Tests also put an end to speculation that his mate is a wolf-dog hybrid

The Columbian
Published: September 6, 2014, 5:00pm

GRANTS PASS, Ore. — Genetic tests indicate that the mate of Oregon’s famous wandering wolf, OR-7, found in the Cascade Mountains of southwestern Oregon could have been the girl next door when he was growing up hundreds of miles away in northeastern Oregon.

The Oregon Department of Fish and Wildlife announced Friday that scat samples picked up by biologists in May and July were analyzed by a laboratory at the University of Idaho. The report says DNA extracted from the scat show the mate is indeed a wolf, and two of the pups belong to OR-7 and his mate.

The report does not specifically say where the mate comes from, but she is related to the Minam and Snake River packs in northeastern Oregon. They each occupy territories neighboring OR-7’s Imnaha pack.

“We want to see genetics travel and genetic interchange between the packs, and this confirms that is happening in Oregon,” said department spokeswoman Michelle Dennehy.

She noted that wolves are known to follow the scent trails left by other wolves that leave their pack to establish a new territory.

OR-7 set off in search of a mate in September 2011, covering thousands of meandering miles from his birthplace in northeastern Oregon to northern California before settling in southwest Oregon. Against the odds, he found a mate last winter, and biologists have confirmed at least three pups on the Rogue River-Siskiyou National Forest in the southern Cascade Range east of Medford.

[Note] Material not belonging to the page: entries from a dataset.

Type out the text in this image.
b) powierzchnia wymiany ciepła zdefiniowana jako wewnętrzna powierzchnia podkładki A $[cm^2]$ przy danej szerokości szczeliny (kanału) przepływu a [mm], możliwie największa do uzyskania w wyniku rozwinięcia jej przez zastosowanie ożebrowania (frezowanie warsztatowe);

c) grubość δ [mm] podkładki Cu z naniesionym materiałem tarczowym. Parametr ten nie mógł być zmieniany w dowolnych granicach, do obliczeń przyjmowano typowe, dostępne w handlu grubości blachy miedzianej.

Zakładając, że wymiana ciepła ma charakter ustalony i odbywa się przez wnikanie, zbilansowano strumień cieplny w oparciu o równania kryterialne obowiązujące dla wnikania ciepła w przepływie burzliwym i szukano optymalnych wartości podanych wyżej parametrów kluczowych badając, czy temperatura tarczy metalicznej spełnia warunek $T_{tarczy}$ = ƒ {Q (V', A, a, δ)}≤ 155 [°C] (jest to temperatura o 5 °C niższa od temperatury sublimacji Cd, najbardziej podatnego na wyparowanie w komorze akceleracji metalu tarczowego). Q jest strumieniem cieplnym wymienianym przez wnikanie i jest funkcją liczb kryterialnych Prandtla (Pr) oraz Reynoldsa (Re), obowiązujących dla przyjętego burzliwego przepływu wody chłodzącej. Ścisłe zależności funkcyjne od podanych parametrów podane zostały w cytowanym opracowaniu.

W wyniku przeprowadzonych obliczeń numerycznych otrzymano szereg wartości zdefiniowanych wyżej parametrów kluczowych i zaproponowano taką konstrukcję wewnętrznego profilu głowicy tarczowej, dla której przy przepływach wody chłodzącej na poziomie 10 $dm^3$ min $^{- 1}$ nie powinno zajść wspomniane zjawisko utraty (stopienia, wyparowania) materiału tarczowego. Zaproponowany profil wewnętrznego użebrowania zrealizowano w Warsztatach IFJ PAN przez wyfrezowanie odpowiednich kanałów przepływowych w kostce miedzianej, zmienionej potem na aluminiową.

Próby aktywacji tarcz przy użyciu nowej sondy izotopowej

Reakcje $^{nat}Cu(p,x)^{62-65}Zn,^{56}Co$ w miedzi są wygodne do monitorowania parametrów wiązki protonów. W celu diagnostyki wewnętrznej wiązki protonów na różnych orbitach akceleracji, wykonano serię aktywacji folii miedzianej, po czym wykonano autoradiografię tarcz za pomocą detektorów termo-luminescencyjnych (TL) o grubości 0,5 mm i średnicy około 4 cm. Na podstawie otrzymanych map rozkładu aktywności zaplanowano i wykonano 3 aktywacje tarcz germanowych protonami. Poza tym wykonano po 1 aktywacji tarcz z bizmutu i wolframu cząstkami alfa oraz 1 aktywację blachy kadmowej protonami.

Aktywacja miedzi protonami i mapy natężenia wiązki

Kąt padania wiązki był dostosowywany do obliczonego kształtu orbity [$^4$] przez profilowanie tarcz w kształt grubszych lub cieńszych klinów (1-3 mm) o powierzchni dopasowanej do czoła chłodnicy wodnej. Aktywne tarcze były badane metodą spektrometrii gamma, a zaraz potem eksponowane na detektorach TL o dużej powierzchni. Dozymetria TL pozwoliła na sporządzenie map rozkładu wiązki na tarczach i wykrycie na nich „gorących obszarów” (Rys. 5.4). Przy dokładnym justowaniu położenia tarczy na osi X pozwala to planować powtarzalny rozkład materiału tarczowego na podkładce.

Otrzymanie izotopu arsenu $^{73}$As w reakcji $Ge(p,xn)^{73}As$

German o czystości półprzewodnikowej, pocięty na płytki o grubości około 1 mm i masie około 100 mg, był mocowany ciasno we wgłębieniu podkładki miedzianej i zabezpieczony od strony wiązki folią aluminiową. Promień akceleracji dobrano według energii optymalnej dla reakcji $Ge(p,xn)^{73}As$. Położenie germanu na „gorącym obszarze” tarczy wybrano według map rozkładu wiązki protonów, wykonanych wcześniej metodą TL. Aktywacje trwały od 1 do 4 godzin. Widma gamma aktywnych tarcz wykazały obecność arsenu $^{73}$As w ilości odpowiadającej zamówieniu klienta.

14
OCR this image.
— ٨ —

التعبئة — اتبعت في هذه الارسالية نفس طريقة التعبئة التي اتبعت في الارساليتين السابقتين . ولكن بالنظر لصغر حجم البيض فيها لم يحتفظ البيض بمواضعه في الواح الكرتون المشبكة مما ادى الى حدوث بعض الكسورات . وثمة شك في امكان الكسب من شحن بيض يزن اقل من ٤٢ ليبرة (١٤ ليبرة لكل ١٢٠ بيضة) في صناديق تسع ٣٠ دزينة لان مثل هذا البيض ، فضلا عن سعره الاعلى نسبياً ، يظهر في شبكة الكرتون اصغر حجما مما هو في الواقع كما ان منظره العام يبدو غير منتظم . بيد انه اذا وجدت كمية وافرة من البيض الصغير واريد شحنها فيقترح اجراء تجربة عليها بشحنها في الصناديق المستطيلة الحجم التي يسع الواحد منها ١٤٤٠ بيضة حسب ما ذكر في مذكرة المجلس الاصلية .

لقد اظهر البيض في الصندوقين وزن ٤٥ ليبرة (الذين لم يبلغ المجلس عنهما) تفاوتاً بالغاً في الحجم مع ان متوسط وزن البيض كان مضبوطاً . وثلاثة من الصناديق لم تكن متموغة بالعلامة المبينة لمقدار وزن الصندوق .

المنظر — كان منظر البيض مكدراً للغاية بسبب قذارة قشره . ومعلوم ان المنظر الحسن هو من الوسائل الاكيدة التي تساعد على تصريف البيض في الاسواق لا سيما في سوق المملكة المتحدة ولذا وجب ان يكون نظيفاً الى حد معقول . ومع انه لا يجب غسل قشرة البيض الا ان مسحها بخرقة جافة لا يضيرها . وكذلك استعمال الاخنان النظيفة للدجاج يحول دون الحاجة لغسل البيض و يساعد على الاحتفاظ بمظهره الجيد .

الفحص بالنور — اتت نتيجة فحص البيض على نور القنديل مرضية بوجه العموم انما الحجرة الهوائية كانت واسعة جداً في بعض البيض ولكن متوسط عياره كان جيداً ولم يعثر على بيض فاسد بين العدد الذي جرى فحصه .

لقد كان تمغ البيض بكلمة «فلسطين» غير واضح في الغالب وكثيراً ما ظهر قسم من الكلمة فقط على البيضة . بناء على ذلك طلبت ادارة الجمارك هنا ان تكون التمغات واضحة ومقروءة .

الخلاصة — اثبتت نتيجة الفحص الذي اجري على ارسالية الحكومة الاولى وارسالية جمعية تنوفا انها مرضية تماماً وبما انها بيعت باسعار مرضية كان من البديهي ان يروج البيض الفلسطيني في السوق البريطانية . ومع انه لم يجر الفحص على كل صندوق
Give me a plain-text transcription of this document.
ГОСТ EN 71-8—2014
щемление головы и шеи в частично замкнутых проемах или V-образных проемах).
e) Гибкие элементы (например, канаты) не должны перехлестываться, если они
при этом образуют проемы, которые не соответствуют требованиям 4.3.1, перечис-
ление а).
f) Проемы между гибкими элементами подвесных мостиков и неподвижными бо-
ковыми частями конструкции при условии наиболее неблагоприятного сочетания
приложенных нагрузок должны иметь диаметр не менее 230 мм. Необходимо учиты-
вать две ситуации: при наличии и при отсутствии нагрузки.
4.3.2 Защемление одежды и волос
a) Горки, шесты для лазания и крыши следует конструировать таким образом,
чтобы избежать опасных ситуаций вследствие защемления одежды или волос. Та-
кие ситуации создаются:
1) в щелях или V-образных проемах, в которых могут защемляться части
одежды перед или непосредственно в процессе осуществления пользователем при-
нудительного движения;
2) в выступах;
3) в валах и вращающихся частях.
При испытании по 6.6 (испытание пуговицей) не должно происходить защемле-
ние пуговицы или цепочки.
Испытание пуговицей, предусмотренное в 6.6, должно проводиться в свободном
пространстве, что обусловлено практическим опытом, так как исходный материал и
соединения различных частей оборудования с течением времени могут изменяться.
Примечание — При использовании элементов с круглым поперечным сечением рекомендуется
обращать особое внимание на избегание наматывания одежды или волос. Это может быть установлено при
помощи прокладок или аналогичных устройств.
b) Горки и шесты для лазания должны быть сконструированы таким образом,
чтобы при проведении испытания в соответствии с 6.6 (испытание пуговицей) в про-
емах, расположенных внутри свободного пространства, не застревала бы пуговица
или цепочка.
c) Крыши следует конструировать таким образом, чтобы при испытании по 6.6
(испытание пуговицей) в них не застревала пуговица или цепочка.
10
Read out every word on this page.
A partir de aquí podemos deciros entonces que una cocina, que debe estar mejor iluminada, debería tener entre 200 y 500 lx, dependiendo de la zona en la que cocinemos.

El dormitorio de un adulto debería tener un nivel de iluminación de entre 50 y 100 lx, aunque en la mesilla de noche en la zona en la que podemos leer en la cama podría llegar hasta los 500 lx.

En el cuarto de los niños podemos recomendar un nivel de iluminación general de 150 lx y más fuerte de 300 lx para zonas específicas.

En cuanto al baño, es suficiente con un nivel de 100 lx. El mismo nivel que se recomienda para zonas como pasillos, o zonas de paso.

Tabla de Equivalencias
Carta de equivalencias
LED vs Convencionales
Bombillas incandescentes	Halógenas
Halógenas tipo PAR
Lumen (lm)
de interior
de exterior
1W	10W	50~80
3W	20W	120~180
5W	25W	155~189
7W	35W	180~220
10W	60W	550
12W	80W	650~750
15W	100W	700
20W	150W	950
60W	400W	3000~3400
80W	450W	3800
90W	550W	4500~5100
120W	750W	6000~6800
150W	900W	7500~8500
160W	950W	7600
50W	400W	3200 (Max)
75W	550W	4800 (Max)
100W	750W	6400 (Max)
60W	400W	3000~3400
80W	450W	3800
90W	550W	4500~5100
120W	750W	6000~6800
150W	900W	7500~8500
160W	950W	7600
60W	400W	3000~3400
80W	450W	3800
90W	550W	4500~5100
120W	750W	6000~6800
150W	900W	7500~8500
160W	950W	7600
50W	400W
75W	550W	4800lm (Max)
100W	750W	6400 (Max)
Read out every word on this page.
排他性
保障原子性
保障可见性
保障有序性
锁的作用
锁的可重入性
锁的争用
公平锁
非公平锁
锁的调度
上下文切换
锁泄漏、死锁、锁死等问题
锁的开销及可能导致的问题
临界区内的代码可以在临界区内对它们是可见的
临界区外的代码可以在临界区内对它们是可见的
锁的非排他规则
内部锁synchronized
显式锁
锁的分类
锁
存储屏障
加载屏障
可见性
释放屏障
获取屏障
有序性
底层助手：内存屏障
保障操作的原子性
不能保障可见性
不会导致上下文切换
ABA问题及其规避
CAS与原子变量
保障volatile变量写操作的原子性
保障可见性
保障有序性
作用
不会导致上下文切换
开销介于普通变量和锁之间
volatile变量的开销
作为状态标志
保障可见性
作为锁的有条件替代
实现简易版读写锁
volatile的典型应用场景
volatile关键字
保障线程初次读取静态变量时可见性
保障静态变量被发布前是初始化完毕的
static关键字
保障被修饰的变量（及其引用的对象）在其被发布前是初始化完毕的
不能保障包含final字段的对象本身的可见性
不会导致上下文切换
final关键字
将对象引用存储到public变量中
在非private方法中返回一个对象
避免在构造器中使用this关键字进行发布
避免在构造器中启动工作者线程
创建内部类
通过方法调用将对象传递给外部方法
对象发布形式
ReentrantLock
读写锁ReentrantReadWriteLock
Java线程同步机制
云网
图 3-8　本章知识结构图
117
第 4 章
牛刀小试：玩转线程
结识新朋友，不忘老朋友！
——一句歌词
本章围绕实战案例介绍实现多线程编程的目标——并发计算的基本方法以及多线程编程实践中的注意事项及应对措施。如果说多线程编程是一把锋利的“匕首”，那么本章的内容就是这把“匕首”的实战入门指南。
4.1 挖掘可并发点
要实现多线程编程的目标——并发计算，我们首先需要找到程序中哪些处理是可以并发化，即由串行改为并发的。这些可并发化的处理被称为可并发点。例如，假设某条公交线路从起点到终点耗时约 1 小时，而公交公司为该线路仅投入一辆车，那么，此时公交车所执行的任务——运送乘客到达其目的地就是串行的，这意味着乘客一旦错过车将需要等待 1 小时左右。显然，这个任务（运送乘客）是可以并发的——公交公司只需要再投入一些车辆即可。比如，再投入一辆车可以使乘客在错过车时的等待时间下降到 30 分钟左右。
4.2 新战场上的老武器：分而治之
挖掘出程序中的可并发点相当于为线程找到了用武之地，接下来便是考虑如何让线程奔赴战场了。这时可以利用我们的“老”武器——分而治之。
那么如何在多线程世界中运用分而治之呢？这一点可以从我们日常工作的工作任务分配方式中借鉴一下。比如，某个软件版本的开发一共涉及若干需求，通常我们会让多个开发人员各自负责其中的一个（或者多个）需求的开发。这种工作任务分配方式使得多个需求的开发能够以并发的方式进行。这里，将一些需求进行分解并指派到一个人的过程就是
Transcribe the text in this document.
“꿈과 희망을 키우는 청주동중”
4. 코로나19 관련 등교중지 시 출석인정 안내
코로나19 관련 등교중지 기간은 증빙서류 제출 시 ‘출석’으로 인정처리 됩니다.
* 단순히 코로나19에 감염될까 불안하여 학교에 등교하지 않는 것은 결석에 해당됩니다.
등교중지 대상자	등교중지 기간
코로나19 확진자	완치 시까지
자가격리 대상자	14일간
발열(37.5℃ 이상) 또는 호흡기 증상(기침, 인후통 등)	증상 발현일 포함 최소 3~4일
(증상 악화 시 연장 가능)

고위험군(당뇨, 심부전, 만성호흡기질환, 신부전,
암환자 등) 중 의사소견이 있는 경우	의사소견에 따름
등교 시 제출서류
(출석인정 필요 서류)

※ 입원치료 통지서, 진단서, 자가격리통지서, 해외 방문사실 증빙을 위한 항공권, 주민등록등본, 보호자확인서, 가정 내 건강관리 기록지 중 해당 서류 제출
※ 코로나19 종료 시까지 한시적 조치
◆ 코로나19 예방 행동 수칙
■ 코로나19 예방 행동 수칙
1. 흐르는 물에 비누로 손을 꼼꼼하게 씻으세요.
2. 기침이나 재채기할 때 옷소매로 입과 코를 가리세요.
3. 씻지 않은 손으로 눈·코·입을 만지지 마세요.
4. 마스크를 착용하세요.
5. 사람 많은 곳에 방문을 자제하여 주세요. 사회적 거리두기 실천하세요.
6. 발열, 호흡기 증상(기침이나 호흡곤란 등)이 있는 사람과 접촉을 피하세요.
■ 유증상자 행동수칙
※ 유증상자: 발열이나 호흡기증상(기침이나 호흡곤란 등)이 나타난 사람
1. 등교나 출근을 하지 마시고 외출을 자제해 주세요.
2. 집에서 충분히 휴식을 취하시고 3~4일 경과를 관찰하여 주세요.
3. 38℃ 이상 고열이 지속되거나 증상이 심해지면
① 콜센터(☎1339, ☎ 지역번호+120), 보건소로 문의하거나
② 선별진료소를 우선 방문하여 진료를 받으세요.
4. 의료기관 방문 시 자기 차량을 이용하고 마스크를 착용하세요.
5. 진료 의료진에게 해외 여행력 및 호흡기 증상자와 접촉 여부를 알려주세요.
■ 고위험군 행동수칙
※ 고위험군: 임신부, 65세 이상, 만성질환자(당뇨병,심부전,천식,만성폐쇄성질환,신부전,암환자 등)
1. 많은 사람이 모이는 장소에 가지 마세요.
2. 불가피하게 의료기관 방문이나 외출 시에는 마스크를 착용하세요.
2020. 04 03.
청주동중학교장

The report from the Laboratory for Ecological, Evolutionary and Conservation Genetics at the University of Idaho said the mate, whose age remains unknown, was related at the half-sibling or aunt-uncle level to the alpha females of the Minam and Snake River packs. DNA was only extracted for two of the three known pups.

The tests also put to rest any fears that the mate is a wolf-dog hybrid.